Additionally, it disrupts Ca²⁺ homeostasis, prevents PKC115 from being phosphorylated, and lowers nitric oxide generation. Intelligence, executive functioning, memory, attention, processing speed, language, emotion, and motor and visuospatial skills are all negatively impacted by Pb exposure.

Microtubule-associated protein tau (MAPT): Transgenic mice treated with 0.2% lead acetate water during PNDs 1–20 had lead-related altered expression of MAPT and miR-34c, a miRNA that targets MAPT causing cytoskeleton stability impairment and neuronal dysfunction (Martinez-Finley et al. 2013). Rats of both sexes exposed to these conditions had increased tau protein in the forebrain and cerebellum and tau hyperphosphorylation. Mice and rats that were exposed to lead early in life had pathology that was related to Alzheimer’s disease (Bihaqi and Zawia 2013). Increased tau mRNA, tau protein, its transcriptional regulators (Sp1 and Sp3), and site-specific tau hyperphosphorylation were all linked to early-life lead exposure.

14 Conclusion

In conclusion, metal-induced oxidative stress has been identified as a significant contributor to the development and advancement of Alzheimer’s disease. Elevated levels of metals such as copper, aluminium, and iron have been found in the brains of individuals with Alzheimer’s disease, and these metals can generate reactive oxygen species and lead to oxidative damage to cells and tissues. This damage can result in the accumulation of amyloid beta protein and tau tangles, which are key pathological features of Alzheimer’s disease. Moreover, metal-induced oxidative stress can also lead to inflammation and cell death, which can further contribute to the deterioration of brain function in individuals with Alzheimer’s disease. For example, studies have shown that individuals with Alzheimer’s disease have higher levels of aluminium in their brains compared to healthy individuals. Additionally, researchers have found that increasing the levels of copper in the brains of mice leads to the accumulation of amyloid beta protein and the development of Alzheimer’s disease-like symptoms. Similarly, studies have demonstrated that iron accumulation in the brain is associated with the development of Alzheimer’s disease.
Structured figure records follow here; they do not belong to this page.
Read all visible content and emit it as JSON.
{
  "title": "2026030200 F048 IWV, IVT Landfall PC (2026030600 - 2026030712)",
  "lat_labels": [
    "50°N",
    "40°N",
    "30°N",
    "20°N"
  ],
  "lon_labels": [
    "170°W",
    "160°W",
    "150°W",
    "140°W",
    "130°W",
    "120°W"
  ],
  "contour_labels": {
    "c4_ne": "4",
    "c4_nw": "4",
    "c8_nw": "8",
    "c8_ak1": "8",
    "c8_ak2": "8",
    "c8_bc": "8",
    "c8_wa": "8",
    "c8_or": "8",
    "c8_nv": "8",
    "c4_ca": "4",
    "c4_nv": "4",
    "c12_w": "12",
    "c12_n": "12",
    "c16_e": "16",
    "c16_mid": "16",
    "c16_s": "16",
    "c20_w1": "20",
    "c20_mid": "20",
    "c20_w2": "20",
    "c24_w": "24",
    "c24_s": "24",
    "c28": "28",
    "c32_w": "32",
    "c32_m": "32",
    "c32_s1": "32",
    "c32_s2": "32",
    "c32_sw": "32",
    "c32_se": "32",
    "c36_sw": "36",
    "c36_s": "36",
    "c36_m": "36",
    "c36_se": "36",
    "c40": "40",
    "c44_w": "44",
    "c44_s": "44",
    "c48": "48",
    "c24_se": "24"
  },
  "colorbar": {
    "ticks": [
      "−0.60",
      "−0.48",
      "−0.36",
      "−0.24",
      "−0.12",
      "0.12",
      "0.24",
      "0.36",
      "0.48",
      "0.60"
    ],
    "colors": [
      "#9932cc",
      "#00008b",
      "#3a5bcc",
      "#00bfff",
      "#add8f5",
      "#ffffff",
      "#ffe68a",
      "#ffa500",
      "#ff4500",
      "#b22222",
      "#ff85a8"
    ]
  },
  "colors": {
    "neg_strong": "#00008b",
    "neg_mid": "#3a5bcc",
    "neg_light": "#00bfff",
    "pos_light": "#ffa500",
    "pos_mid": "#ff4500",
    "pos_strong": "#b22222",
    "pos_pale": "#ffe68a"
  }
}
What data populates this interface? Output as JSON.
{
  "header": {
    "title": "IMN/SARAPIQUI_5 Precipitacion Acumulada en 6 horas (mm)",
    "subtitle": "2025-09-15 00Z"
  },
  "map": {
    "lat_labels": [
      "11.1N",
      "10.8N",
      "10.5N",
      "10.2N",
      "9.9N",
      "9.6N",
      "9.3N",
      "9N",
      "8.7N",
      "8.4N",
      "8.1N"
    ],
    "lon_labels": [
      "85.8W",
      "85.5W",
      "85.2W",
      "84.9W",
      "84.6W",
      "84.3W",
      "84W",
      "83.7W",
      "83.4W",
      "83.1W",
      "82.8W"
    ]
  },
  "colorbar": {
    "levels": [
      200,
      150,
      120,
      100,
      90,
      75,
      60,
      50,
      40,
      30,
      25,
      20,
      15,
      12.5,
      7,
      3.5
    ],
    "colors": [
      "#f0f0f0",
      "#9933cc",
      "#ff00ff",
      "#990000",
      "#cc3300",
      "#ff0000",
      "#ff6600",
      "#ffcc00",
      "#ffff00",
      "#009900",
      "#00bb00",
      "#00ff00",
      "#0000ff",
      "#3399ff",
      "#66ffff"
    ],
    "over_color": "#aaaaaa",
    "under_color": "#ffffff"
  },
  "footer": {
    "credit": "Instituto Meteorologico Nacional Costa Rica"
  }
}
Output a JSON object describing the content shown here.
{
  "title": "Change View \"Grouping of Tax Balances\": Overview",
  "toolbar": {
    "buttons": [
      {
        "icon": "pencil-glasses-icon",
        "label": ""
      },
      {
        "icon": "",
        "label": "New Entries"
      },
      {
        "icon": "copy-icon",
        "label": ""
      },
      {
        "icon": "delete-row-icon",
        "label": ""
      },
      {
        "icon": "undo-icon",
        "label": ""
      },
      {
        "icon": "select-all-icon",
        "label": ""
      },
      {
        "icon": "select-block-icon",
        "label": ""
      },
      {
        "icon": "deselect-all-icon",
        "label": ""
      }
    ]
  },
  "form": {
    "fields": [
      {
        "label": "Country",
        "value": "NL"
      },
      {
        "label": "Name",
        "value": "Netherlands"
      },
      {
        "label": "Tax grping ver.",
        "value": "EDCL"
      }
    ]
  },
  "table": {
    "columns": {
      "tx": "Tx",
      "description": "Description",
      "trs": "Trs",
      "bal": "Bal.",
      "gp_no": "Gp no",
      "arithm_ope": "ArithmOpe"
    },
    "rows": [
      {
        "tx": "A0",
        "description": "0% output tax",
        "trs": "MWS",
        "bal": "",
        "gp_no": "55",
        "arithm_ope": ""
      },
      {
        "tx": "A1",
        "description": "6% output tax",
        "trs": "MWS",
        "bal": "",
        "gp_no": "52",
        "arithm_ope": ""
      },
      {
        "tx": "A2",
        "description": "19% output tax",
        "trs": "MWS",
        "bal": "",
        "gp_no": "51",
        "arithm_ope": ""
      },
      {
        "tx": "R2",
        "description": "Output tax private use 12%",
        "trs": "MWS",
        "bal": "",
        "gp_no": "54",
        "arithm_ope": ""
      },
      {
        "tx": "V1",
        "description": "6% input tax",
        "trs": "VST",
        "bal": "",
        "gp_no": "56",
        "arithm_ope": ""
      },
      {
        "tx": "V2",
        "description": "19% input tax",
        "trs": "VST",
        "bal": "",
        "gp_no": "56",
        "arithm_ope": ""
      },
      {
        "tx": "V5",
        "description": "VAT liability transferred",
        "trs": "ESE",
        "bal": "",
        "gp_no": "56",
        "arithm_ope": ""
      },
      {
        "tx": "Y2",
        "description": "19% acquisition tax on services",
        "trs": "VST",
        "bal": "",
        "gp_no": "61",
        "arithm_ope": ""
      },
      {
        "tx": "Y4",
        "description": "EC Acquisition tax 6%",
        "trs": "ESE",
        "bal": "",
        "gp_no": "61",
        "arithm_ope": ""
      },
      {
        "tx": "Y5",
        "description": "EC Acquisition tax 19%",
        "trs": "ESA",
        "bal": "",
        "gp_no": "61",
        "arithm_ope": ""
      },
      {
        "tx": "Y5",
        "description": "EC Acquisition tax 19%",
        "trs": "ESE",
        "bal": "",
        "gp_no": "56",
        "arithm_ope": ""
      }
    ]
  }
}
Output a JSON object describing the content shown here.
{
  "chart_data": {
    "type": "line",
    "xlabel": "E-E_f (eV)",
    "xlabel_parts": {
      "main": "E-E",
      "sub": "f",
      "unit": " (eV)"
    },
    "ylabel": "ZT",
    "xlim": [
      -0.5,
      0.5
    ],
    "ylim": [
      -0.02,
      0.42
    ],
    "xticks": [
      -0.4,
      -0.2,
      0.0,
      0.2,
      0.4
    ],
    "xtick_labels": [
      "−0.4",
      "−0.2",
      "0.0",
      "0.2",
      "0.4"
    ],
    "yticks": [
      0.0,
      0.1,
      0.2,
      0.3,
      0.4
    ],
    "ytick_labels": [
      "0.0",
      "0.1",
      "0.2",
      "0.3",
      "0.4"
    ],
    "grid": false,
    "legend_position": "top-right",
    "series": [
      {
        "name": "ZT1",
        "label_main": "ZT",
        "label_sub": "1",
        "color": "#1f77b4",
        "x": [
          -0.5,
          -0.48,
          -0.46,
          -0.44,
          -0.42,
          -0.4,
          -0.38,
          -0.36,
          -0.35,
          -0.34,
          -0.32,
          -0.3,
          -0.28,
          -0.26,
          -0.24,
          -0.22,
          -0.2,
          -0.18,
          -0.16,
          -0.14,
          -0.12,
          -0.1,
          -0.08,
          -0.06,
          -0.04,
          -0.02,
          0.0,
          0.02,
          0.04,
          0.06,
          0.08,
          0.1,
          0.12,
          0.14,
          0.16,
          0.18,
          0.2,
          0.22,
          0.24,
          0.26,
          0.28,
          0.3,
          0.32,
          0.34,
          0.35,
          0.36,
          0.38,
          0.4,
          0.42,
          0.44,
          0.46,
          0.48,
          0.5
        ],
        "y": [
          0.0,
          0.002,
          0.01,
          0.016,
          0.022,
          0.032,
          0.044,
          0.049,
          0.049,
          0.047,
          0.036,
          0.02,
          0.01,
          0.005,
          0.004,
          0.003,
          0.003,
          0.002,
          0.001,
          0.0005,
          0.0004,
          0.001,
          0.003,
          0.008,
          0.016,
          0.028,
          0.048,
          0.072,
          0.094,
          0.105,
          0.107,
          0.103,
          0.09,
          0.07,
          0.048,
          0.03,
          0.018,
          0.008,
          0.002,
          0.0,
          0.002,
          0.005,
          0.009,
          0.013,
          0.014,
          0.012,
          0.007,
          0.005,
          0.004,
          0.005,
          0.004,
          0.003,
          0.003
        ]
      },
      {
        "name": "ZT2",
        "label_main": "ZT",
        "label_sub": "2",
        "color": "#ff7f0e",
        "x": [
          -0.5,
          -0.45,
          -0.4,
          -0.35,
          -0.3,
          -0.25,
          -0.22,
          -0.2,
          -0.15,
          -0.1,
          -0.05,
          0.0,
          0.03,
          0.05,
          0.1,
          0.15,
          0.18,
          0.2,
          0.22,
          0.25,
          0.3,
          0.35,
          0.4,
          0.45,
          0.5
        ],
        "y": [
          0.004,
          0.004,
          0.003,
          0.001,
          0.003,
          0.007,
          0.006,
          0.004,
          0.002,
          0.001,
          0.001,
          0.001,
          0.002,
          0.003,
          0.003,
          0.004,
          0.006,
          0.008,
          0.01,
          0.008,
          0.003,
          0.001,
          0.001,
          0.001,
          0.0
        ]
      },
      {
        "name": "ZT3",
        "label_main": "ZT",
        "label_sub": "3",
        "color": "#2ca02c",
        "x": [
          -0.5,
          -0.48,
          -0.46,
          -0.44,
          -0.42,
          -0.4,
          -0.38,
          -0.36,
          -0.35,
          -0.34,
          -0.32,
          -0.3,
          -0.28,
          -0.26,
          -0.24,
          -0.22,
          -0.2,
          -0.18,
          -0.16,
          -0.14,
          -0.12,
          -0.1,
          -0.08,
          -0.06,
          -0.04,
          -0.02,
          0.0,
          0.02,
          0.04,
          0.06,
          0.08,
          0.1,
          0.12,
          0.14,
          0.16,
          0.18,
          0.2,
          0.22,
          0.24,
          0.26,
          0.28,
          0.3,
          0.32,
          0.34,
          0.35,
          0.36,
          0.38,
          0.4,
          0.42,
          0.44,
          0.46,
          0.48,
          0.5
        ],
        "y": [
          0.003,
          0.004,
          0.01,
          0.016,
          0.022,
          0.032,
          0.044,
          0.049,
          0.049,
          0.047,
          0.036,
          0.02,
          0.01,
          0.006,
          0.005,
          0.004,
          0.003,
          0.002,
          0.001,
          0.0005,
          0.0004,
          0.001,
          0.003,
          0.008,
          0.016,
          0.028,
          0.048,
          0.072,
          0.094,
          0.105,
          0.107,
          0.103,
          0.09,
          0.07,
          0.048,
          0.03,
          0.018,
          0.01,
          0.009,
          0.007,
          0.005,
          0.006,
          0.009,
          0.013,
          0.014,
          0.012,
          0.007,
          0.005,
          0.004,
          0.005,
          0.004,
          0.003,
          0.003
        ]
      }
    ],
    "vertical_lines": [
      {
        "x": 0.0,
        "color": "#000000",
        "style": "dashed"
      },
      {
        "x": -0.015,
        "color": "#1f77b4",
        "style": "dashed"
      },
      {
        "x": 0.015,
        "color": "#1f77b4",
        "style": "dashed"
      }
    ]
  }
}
Targeting metal-induced oxidative stress may represent a promising strategy for the prevention and treatment of Alzheimer’s disease. For example, studies have shown that chelating agents, which bind to metals and remove them from the body, can reduce oxidative stress and improve cognitive function in individuals with Alzheimer’s disease. Additionally, dietary interventions, such as increasing the intake of antioxidants, may also help to mitigate metal-induced oxidative stress and prevent or delay the onset of Alzheimer’s disease.